在GH 3细胞中，我们研究了促甲状腺激素释放激素（TRH）诱导的有丝分裂原活化蛋白激酶（MAP激酶）激活以及MAP激酶激活在分泌过程和催乳素（PRL）合成中的作用。免疫印迹分析表明GH 3细胞中仅存在42 kDa的MAP激酶。TRH诱导MAP激酶的快速激活，其在5-10 min时达到300 A的最大峰值，PD 098059和calphostin C分别完全抑制TRH诱导的MAP激酶激活，抑制率分别为80%。Genistein和细胞外Ca ~（2+）的去除也部分抑制TRH诱导的MAP激酶激活。这些结果表明，TRH诱导的MAP激酶激活在很大程度上是PKC依赖性的，部分依赖于Ca 2+依赖性酪氨酸激酶。CTPcAMP显著增加MAP激酶活性，PD 098059可抑制CPTcAMP的作用。TRH诱导的催乳素分泌不受暴露于PD 098059的影响，但完全阻断渥曼青霉素或KN 93。加入PC 098059可完全阻断TFH诱导的PRL合成。这些结果表明，TRH诱导的MAP激酶激活与PRL的合成，但不与PRL分泌。TRH增加PRL的合成，而生长激素的合成大大减少TRH。溴隐亭处理GH 3细胞48 h后，p38 MAP激酶活性增加，凋亡细胞数增加。SB 202190和SB 203580完全抑制溴隐亭诱导的p38 MAP激酶激活，并减少凋亡细胞的数量。我们已经证明，TRH诱导P44/42 MAP激酶在GH 3细胞中的激活。TRH可能通过激活肌球蛋白轻链激酶和CaM激酶II参与PRL分泌，通过激活P44/42 MAP激酶参与PRL合成和细胞分化。溴隐亭诱导的p38 MAP激酶激活强烈参与诱导细胞凋亡。

项目成果

Haruhiko Kanasaki: "Involvement of p38 Mitogen-activated Protein Kinase Activation in Bromocriptine-Induced Apoptosis in Rat Pituitary GH3 Cells"Biology of Reproduction. (In press). (2000)

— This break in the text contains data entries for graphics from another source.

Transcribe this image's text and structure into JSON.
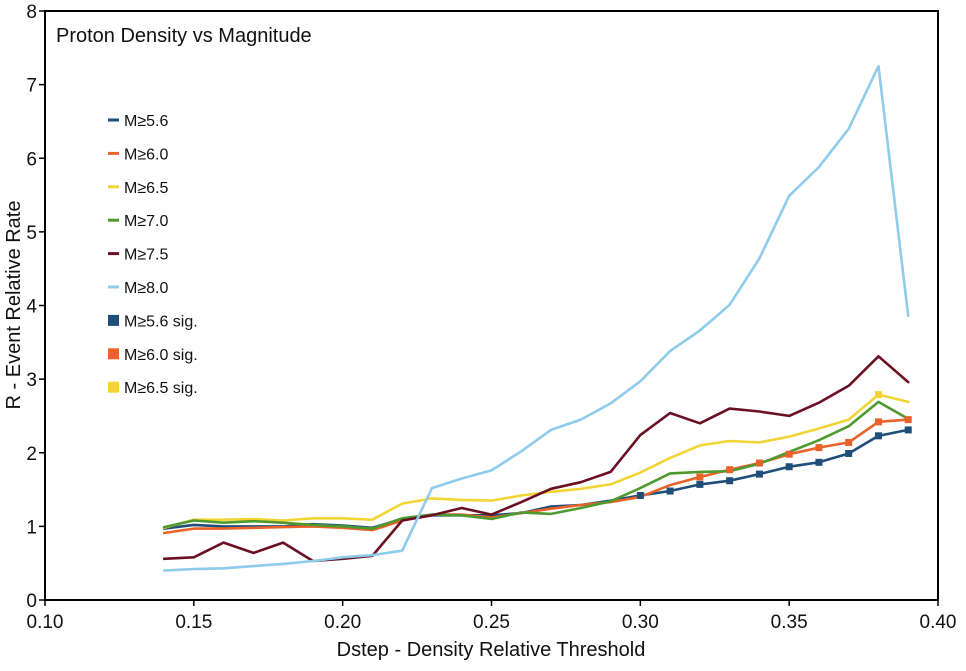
{
  "chart_data": {
    "type": "line",
    "title": "Proton Density vs Magnitude",
    "xlabel": "Dstep - Density Relative Threshold",
    "ylabel": "R - Event Relative Rate",
    "xlim": [
      0.1,
      0.4
    ],
    "ylim": [
      0,
      8
    ],
    "xticks": [
      "0.10",
      "0.15",
      "0.20",
      "0.25",
      "0.30",
      "0.35",
      "0.40"
    ],
    "yticks": [
      "0",
      "1",
      "2",
      "3",
      "4",
      "5",
      "6",
      "7",
      "8"
    ],
    "grid": false,
    "legend_position": "left",
    "x": [
      0.14,
      0.15,
      0.16,
      0.17,
      0.18,
      0.19,
      0.2,
      0.21,
      0.22,
      0.23,
      0.24,
      0.25,
      0.26,
      0.27,
      0.28,
      0.29,
      0.3,
      0.31,
      0.32,
      0.33,
      0.34,
      0.35,
      0.36,
      0.37,
      0.38,
      0.39
    ],
    "series": [
      {
        "name": "M≥5.6",
        "color": "#1f4e79",
        "style": "line",
        "values": [
          0.97,
          1.02,
          1.0,
          1.0,
          1.0,
          1.03,
          1.01,
          0.98,
          1.1,
          1.15,
          1.15,
          1.15,
          1.18,
          1.27,
          1.29,
          1.35,
          1.42,
          1.48,
          1.57,
          1.62,
          1.71,
          1.81,
          1.87,
          1.99,
          2.23,
          2.31
        ]
      },
      {
        "name": "M≥6.0",
        "color": "#e8622a",
        "style": "line",
        "values": [
          0.91,
          0.97,
          0.97,
          0.98,
          0.99,
          1.0,
          0.98,
          0.95,
          1.08,
          1.16,
          1.16,
          1.12,
          1.18,
          1.24,
          1.29,
          1.33,
          1.4,
          1.56,
          1.67,
          1.77,
          1.86,
          1.98,
          2.07,
          2.14,
          2.42,
          2.45
        ]
      },
      {
        "name": "M≥6.5",
        "color": "#f2d535",
        "style": "line",
        "values": [
          0.98,
          1.09,
          1.09,
          1.1,
          1.08,
          1.11,
          1.11,
          1.09,
          1.31,
          1.38,
          1.36,
          1.35,
          1.42,
          1.47,
          1.51,
          1.57,
          1.73,
          1.93,
          2.1,
          2.16,
          2.14,
          2.22,
          2.33,
          2.45,
          2.79,
          2.69
        ]
      },
      {
        "name": "M≥7.0",
        "color": "#4e9a2e",
        "style": "line",
        "values": [
          0.99,
          1.08,
          1.05,
          1.07,
          1.05,
          1.02,
          1.0,
          0.97,
          1.11,
          1.16,
          1.15,
          1.1,
          1.19,
          1.17,
          1.25,
          1.34,
          1.52,
          1.72,
          1.74,
          1.75,
          1.85,
          2.01,
          2.17,
          2.36,
          2.69,
          2.46
        ]
      },
      {
        "name": "M≥7.5",
        "color": "#6b1022",
        "style": "line",
        "values": [
          0.56,
          0.58,
          0.78,
          0.64,
          0.78,
          0.53,
          0.56,
          0.6,
          1.08,
          1.15,
          1.25,
          1.16,
          1.33,
          1.51,
          1.6,
          1.74,
          2.24,
          2.54,
          2.4,
          2.6,
          2.56,
          2.5,
          2.68,
          2.91,
          3.31,
          2.96
        ]
      },
      {
        "name": "M≥8.0",
        "color": "#8fcbeb",
        "style": "line",
        "values": [
          0.4,
          0.42,
          0.43,
          0.46,
          0.49,
          0.53,
          0.58,
          0.61,
          0.67,
          1.52,
          1.65,
          1.76,
          2.02,
          2.31,
          2.45,
          2.67,
          2.97,
          3.38,
          3.66,
          4.01,
          4.64,
          5.49,
          5.88,
          6.4,
          7.25,
          3.86
        ]
      },
      {
        "name": "M≥5.6 sig.",
        "color": "#1f4e79",
        "style": "marker",
        "series_ref": "M≥5.6",
        "x": [
          0.3,
          0.31,
          0.32,
          0.33,
          0.34,
          0.35,
          0.36,
          0.37,
          0.38,
          0.39
        ],
        "values": [
          1.42,
          1.48,
          1.57,
          1.62,
          1.71,
          1.81,
          1.87,
          1.99,
          2.23,
          2.31
        ]
      },
      {
        "name": "M≥6.0 sig.",
        "color": "#e8622a",
        "style": "marker",
        "series_ref": "M≥6.0",
        "x": [
          0.32,
          0.33,
          0.34,
          0.35,
          0.36,
          0.37,
          0.38,
          0.39
        ],
        "values": [
          1.67,
          1.77,
          1.86,
          1.98,
          2.07,
          2.14,
          2.42,
          2.45
        ]
      },
      {
        "name": "M≥6.5 sig.",
        "color": "#f2d535",
        "style": "marker",
        "series_ref": "M≥6.5",
        "x": [
          0.38
        ],
        "values": [
          2.79
        ]
      }
    ]
  }
}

Haruhiko Kanasaki：“p38 丝裂原激活蛋白激酶激活参与溴隐亭诱导的大鼠垂体 GH3 细胞凋亡”生殖生物学。

Haruhiko Kanasaki et al.: "Involvemet of p38 Mitogen-Activated Protein Kinase Activation in Bromocriptine-Induced Apoptosis in Rat Pituitary GH3 cells"BIOLOGY OF REPRODUCTION. (in press). (2000)

Haruhiko Kanasaki 等人：“溴隐亭诱导大鼠垂体 GH3 细胞凋亡中 p38 丝裂原激活蛋白激酶激活的参与”生殖生物学。